“The Farm at Lezaven, Finistère”, 1894, photo © National Gallery of Ireland. All works by Roderic O’Conor
Van Gogh never made it to Gauguin’s artist colony in Pont-Aven, Brittany. He wrote that he was “a little bit afraid of Pont-Aven, there are so many people there.” But he was in correspondence with the Pont-Aven artists: Gauguin had taken Émile Bernard’s Breton Women in a Meadow to Arles to place in front of van Gogh, who, reciprocating, sent drawings and paintings to Brittany. When van Gogh died, half the letters of condolence to his family were from artists.

“Field of Corn, Pont-Aven”, 1892 © Ulster Museum Belfast
The artists had started coming in the 1860s, when the railway line to Quimper was opened. You could live cheaply there: room and board at the reputedly unruly Pension Gloanec was 75 francs a month. Roderic O’Conor, from Roscommon, Ireland, had seen van Gogh’s work in 1890, in Theo van Gogh’s flat, a memorial show. He arrived in Pont-Aven in 1891, into the middle of this French avant-garde, absorbing their influences and becoming a full-on post-Impressionist long before any English-speaking artist ought to have done. The exhibition at the Irish National Gallery, the first of his work for 30 years, puts O’Conor’s work beside his friends and influences.

“Breton Peasant Woman Knitting” (private collection, image courtesy of Browse & Darby, Ltd, London)
The Swiss artist Cuno Amiet described him as a man schooled in the Old Masters: “I thought, aha, I have found an Impressionist. But . . . I realised a man as intelligent and open as he was could not paint the way he did as a joke.” Both O’Conor and Amiet started using rhythmic stripes of paint, being mocked by Mortimer Menpes as the “Stripists”. When Gauguin returned from Tahiti, in 1894, they became friends. O’Conor was there (along with other artists and their various girlfriends) when Gauguin, brawling with fishermen, broke his ankle; he’s supposed to have waded into the fight on Gauguin’s side. Gauguin asked him to join him in Tahiti; O’Conor declined.

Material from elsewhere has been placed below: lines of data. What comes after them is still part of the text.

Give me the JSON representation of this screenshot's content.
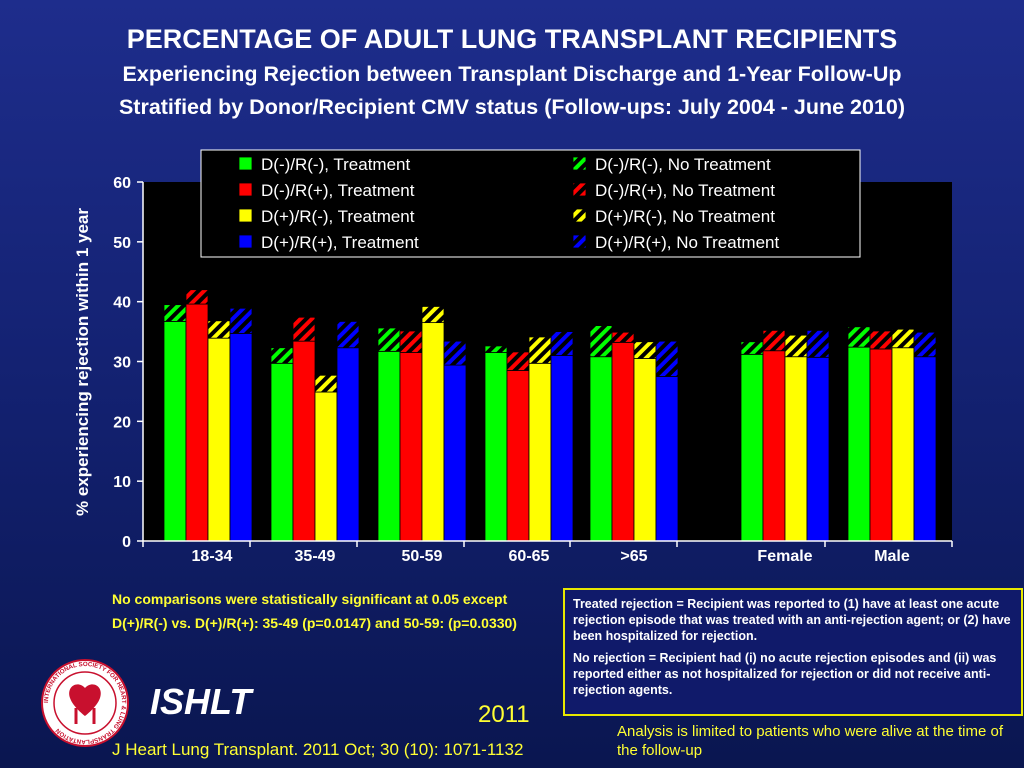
{
  "titles": {
    "main": "PERCENTAGE OF ADULT LUNG TRANSPLANT RECIPIENTS",
    "sub1": "Experiencing Rejection between Transplant Discharge and 1-Year Follow-Up",
    "sub2": "Stratified by Donor/Recipient CMV status (Follow-ups: July 2004 - June 2010)"
  },
  "chart_data": {
    "type": "bar",
    "subtype": "stacked-grouped",
    "ylabel": "% experiencing rejection within 1 year",
    "xlabel": "",
    "ylim": [
      0,
      60
    ],
    "yticks": [
      0,
      10,
      20,
      30,
      40,
      50,
      60
    ],
    "grid": false,
    "legend_position": "top-right",
    "categories": [
      "18-34",
      "35-49",
      "50-59",
      "60-65",
      ">65",
      "Female",
      "Male"
    ],
    "groups": [
      {
        "name": "D(-)/R(-)",
        "color": "#00ff00"
      },
      {
        "name": "D(-)/R(+)",
        "color": "#ff0000"
      },
      {
        "name": "D(+)/R(-)",
        "color": "#ffff00"
      },
      {
        "name": "D(+)/R(+)",
        "color": "#0000ff"
      }
    ],
    "legend": [
      "D(-)/R(-), Treatment",
      "D(-)/R(-), No Treatment",
      "D(-)/R(+), Treatment",
      "D(-)/R(+), No Treatment",
      "D(+)/R(-), Treatment",
      "D(+)/R(-), No Treatment",
      "D(+)/R(+), Treatment",
      "D(+)/R(+), No Treatment"
    ],
    "series": [
      {
        "name": "D(-)/R(-), Treatment",
        "values": [
          36.7,
          29.7,
          31.7,
          31.5,
          30.8,
          31.2,
          32.4
        ]
      },
      {
        "name": "D(-)/R(-), No Treatment",
        "values": [
          2.8,
          2.6,
          3.9,
          1.1,
          5.2,
          2.1,
          3.4
        ]
      },
      {
        "name": "D(-)/R(+), Treatment",
        "values": [
          39.6,
          33.4,
          31.5,
          28.5,
          33.2,
          31.8,
          32.1
        ]
      },
      {
        "name": "D(-)/R(+), No Treatment",
        "values": [
          2.4,
          4.0,
          3.6,
          3.1,
          1.7,
          3.4,
          3.0
        ]
      },
      {
        "name": "D(+)/R(-), Treatment",
        "values": [
          33.9,
          24.9,
          36.5,
          29.7,
          30.5,
          30.8,
          32.3
        ]
      },
      {
        "name": "D(+)/R(-), No Treatment",
        "values": [
          2.9,
          2.8,
          2.7,
          4.4,
          2.8,
          3.6,
          3.1
        ]
      },
      {
        "name": "D(+)/R(+), Treatment",
        "values": [
          34.7,
          32.3,
          29.4,
          31.0,
          27.5,
          30.7,
          30.8
        ]
      },
      {
        "name": "D(+)/R(+), No Treatment",
        "values": [
          4.2,
          4.4,
          4.0,
          4.0,
          5.9,
          4.5,
          4.1
        ]
      }
    ]
  },
  "notes": {
    "significance": "No comparisons were statistically significant at 0.05 except D(+)/R(-) vs. D(+)/R(+): 35-49 (p=0.0147) and 50-59: (p=0.0330)",
    "treated_def": "Treated rejection = Recipient was reported to (1) have at least one acute rejection episode that was treated with an  anti-rejection agent; or (2) have been hospitalized for rejection.",
    "no_rejection_def": "No rejection  = Recipient had (i) no acute rejection episodes and (ii) was reported either as not hospitalized for rejection or did not receive anti-rejection agents.",
    "analysis": "Analysis is limited to patients who were alive at the time of the follow-up"
  },
  "footer": {
    "brand": "ISHLT",
    "year": "2011",
    "citation": "J Heart Lung Transplant. 2011 Oct; 30 (10): 1071-1132",
    "logo_text": "INTERNATIONAL SOCIETY FOR HEART & LUNG TRANSPLANTATION"
  }
}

“Self-portrait”, 1903, photo © National Gallery of Ireland
He was caricatured by Somerset Maugham as the artist Clutton in Of Human Bondage: “He thinks he’s a genius, but he isn’t. He’s too lazy, for one thing.” O’Conor really did not have to work hard: he was the heir to an estate in Ireland and unlike some of his friends lived quite comfortably. (Amiet at one point had to go back to Switzerland, fleeing his debts.) The artists’ colony broke up after Gauguin’s death. O’Conor moved to Paris, and in his later years exhibited only rarely. He died in 1940.